Targeting lipid-degrading enzymes in cancer chemotherapy
Gil Privé, PI, Princess Margaret Cancer Centre
Some of the lipids that make up the membranes of our cells have roles in determining whether our cells remain stable, grow or die. Some cancer cells have abnormal lipid profiles, and this contributes to their aggressive growth properties. This is particularly true of cancer cells that no longer respond to chemotherapy or radiotherapy. We will develop drugs that will selectively kill cancer cells by reducing the levels of growth-promoting signaling lipids. We expect that these drugs will be able to treat multiple cancers, including melanoma, prostate cancer and leukemia.
Developing inhibitors of a novel kinase target for cancer immunotherapy
Rima Al-awar, PI, OICR
We aim to discover potent, selective and orally bioavailable small molecule inhibitors of a kinase which is involved in negatively regulating the proliferation of primary T-cells in response to T-cell receptor stimulation. We believe that inhibiting this kinase may amplify the anti-tumour activity of immune cells and could prove to be synergistic with current and future immunotherapies.

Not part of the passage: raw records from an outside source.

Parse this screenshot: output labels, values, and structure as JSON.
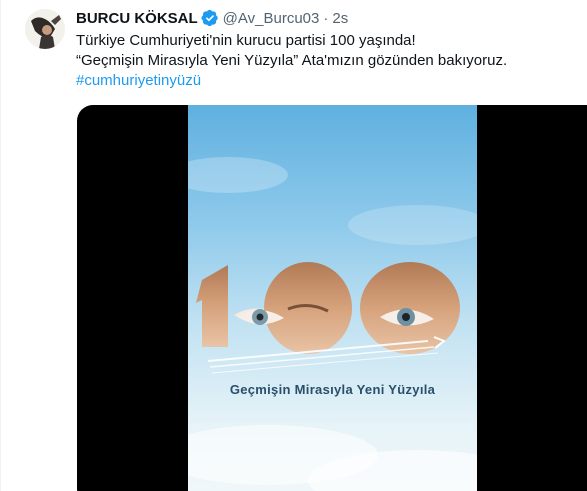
{
  "author": {
    "display_name": "BURCU KÖKSAL",
    "handle": "@Av_Burcu03",
    "separator": "·",
    "time": "2s",
    "verified_icon": "verified-badge-icon",
    "badge_color": "#1d9bf0"
  },
  "tweet": {
    "line1": "Türkiye Cumhuriyeti'nin kurucu partisi 100 yaşında!",
    "line2": "“Geçmişin Mirasıyla Yeni Yüzyıla” Ata'mızın gözünden bakıyoruz.",
    "hashtag": "#cumhuriyetinyüzü"
  },
  "media": {
    "poster_number": "100",
    "poster_subtitle": "Geçmişin Mirasıyla Yeni Yüzyıla"
  }
}
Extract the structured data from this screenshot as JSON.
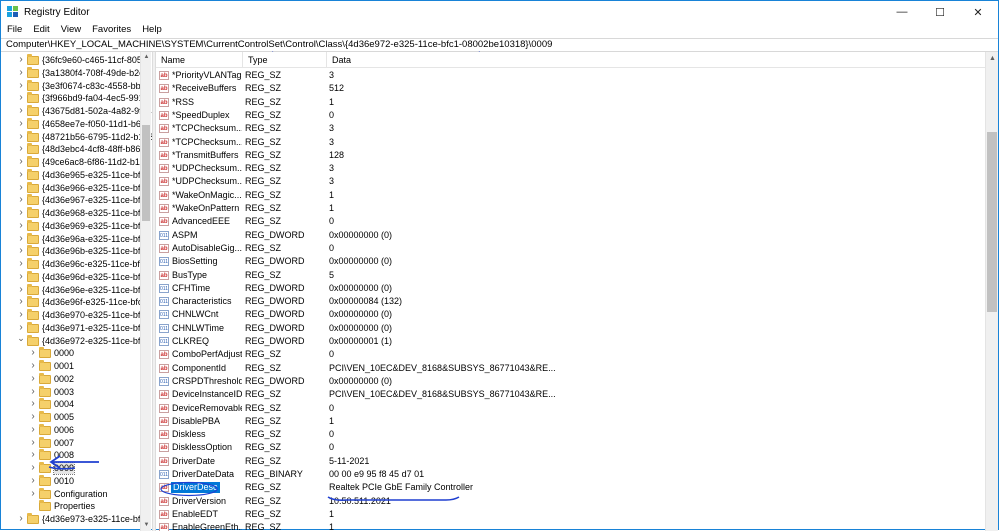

Developing novel kinase inhibitors for the treatment of glioblastoma
We aim to discover potent, selective, orally bioavailable small molecule inhibitors capable of crossing the blood-brain barrier to treat glioblastoma. The inhibitors will target a kinase involved in regulating pre-mRNA splicing and regulating cellular division. Genetic silencing of this kinase has been demonstrated to inhibit the proliferation and survival of a variety of cancers including diffuse large B-cell lymphoma, pancreatic, breast and colorectal cancer. Evidence coming from the lab of Dr. David Kaplan has also implicated this target in glioblastoma, a cancer for which new treatment options are desperately needed.
Developing novel inhibitors of the mitochondrial protease, ClpP
The mitochondrial protease, ClpP, rids mitochondria of excess and misfolded proteins. We showed that ClpP is over-expressed in a subgroup of acute myeloid leukemia (AML) patients. Inhibiting ClpP killed AML cells over normal cells in cell culture models and in mouse models of leukemia. In collaboration with the OICR Drug Discovery team, we are developing small molecule ClpP inhibitors as leads for potential new therapies for this hard-to-treat blood cancer.
An ALK2 inhibitor for diffuse intrinsic pontine glioma
M4K Pharma, OICR and a range of collaborators from around the world are launching a drug discovery program to create affordable precision medicine for diffuse intrinsic pontine glioma (DIPG). This project is groundbreaking in two ways: it seeks to develop a new medicine specifically for children’s cancer and it pioneers “open science” not only to accelerate medicinal discovery, but also to validate open science as a viable corporate model that will allow M4K to lower discovery and development costs and enable more affordable pricing of the marketed medicine.
Designer drugs for brain tumours
Glioblastoma multiforme (GBM) is a devastating form of brain cancer. There is a need to devise new, innovative therapies for this type of cancer. A relatively new approach is to manipulate the immune system within the brain to inhibit tumour growth. We will achieve this goal using computer-aided drug design. We have targeted a protein that regulates the immune system in the brain. By developing detailed three-dimensional maps of this protein, we are designing drugs to bind to this receptor and to function as new therapies for the treatment of GBM.